May 6, 2013—this article originally appeared in Scientific American
What is mental illness? Schizophrenia? Autism? Bipolar disorder? Depression? Since the 1950s, the profession of psychiatry has attempted to provide definitive answers to these questions in the Diagnostic and Statistical Manual of Mental Disorders. Often called The Bible of psychiatry, the DSM serves as the ultimate authority for diagnosis, treatment and insurance coverage of mental illness.

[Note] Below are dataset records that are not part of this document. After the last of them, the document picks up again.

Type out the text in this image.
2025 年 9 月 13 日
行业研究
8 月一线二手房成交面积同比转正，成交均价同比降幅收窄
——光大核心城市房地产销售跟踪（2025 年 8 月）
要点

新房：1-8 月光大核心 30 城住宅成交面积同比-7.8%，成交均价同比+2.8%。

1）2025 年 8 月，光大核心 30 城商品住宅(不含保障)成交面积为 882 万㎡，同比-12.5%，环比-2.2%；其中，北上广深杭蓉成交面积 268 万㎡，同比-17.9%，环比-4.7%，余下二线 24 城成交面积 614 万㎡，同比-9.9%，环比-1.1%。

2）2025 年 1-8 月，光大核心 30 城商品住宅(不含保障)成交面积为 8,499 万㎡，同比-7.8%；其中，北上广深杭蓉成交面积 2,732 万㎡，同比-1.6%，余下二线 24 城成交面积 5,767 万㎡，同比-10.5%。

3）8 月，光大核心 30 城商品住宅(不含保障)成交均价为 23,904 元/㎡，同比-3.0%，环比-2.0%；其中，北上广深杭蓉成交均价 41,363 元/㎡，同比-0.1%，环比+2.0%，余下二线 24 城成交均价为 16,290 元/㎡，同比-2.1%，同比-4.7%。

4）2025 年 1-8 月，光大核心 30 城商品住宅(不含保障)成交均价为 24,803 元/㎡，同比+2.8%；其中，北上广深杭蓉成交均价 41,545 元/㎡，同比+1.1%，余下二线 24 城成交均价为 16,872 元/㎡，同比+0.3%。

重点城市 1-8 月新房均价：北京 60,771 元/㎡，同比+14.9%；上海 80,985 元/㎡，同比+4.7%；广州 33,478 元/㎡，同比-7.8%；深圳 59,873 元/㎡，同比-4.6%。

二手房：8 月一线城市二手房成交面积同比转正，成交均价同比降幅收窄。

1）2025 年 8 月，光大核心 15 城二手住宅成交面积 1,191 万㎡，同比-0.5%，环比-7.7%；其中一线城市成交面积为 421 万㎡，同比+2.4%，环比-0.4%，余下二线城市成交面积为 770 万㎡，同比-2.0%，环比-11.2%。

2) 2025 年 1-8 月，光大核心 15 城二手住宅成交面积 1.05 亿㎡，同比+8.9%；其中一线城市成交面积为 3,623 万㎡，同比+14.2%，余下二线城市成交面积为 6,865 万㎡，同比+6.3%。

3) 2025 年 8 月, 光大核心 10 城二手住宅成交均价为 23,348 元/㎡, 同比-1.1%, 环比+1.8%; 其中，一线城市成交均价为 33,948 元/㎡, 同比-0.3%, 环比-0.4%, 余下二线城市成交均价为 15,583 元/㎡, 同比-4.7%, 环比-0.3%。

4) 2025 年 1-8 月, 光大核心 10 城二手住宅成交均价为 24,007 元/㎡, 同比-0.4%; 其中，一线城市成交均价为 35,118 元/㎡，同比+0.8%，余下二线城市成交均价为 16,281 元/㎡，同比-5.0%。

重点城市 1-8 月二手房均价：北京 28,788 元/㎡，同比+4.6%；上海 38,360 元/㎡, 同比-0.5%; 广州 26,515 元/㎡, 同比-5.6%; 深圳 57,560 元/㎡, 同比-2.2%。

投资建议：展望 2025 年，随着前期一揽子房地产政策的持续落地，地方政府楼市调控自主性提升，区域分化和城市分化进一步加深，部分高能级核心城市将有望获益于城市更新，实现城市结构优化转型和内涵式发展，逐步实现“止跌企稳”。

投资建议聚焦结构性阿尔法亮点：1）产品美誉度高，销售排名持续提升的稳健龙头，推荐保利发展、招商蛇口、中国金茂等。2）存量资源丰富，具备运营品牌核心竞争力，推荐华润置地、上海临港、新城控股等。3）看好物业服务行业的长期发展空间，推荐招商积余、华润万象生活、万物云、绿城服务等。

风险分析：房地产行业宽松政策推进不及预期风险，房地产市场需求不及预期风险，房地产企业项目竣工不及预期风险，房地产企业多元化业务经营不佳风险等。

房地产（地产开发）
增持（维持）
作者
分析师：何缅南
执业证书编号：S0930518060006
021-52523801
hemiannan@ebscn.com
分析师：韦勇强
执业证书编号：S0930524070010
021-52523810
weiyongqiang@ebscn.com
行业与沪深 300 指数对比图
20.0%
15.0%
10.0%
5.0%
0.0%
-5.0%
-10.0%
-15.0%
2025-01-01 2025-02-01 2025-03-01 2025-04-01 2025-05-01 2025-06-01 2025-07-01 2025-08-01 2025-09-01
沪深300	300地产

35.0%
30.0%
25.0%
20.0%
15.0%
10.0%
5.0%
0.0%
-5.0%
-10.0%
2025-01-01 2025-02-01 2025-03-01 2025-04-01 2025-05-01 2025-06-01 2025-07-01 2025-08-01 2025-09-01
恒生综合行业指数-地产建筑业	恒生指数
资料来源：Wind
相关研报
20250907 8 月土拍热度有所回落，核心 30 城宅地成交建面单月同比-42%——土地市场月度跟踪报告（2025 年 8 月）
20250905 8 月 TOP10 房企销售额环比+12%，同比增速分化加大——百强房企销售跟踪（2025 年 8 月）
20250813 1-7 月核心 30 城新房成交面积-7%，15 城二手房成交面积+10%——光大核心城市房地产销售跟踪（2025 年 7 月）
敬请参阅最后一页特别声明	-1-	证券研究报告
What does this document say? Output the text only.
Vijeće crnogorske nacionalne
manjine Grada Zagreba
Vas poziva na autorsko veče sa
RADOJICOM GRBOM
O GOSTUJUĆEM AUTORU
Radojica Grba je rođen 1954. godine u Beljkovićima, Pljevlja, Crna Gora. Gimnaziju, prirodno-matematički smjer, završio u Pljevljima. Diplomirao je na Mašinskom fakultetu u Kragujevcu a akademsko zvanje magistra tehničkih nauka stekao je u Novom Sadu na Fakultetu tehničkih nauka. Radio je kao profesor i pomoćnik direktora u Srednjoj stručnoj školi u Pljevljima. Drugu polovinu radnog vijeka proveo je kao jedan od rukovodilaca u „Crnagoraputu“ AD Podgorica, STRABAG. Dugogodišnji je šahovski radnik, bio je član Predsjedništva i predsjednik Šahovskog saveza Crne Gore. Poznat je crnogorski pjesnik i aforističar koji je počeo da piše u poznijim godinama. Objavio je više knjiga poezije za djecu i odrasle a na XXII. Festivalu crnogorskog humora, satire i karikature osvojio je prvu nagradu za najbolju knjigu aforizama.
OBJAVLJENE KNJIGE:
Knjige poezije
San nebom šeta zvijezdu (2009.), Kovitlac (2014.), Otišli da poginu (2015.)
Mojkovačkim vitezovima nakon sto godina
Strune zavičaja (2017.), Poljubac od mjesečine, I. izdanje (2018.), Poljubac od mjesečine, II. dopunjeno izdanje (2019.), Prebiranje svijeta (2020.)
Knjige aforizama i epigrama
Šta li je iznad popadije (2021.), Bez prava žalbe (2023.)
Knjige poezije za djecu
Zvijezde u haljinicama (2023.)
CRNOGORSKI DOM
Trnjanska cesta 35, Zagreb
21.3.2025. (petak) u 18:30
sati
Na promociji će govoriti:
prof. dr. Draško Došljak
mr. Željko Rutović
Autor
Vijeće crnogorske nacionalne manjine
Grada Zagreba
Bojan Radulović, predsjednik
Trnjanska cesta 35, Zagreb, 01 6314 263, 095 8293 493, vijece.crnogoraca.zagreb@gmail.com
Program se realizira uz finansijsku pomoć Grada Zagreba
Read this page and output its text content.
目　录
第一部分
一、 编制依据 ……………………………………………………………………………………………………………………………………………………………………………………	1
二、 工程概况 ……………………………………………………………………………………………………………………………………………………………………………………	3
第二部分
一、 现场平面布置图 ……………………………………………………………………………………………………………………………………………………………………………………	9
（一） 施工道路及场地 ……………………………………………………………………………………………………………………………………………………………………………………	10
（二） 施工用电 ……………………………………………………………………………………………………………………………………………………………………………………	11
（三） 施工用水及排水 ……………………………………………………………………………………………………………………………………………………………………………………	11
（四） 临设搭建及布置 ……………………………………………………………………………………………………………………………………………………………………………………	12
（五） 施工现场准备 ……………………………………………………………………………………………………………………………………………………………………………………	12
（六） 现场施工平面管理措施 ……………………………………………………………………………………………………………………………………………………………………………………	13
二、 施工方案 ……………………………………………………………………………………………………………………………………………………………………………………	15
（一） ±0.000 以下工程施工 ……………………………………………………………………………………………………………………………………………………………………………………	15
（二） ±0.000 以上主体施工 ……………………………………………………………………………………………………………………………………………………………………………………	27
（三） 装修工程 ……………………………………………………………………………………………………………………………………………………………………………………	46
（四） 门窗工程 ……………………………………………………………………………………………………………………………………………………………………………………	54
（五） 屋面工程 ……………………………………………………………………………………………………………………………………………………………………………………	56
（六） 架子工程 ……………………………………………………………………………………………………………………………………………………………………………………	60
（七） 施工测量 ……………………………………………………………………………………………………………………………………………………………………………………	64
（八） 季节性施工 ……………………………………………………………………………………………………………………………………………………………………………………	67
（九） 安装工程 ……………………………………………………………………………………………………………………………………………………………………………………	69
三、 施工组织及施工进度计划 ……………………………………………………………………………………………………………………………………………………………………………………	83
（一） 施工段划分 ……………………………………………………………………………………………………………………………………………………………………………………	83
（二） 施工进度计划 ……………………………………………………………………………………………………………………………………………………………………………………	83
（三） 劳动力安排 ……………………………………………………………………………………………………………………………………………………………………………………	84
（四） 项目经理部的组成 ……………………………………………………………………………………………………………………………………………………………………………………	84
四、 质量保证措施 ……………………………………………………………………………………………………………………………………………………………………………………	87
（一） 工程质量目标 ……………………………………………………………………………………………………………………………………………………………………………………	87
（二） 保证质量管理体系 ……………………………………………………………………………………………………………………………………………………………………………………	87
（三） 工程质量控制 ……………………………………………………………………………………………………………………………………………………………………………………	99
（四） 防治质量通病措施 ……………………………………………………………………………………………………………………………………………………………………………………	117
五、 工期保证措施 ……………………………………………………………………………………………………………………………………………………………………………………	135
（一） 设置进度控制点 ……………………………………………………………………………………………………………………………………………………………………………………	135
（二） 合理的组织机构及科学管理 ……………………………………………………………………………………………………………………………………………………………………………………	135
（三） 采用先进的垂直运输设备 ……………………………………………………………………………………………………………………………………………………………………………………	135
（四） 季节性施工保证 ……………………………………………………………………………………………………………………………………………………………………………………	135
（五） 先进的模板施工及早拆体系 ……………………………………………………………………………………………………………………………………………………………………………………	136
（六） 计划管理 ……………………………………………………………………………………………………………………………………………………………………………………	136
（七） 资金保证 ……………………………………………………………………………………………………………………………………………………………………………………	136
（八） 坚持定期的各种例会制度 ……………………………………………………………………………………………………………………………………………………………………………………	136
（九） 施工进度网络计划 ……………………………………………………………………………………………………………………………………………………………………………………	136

Now, in a move sure to rock psychiatry, psychology and other fields that address mental illness, the director of the National Institutes of Mental Health has announced that the federal agency–which provides grants for research on mental illness–will be “re-orienting its research away from DSM categories.” Thomas Insel’s statement comes just weeks before the scheduled publication of the DSM-V, the fifth edition of the Diagnostic and Statistical Manual. Insel writes:
“While DSM has been described as a ‘Bible’ for the field, it is, at best, a dictionary, creating a set of labels and defining each. The strength of each of the editions of DSM has been ‘reliability’–each edition has ensured that clinicians use the same terms in the same ways. The weakness is its lack of validity. Unlike our definitions of ischemic heart disease, lymphoma, or AIDS, the DSM diagnoses are based on a consensus about clusters of clinical symptoms, not any objective laboratory measure.
In the rest of medicine, this would be equivalent to creating diagnostic systems based on the nature of chest pain or the quality of fever. Indeed, symptom-based diagnosis, once common in other areas of medicine, has been largely replaced in the past half century as we have understood that symptoms alone rarely indicate the best choice of treatment.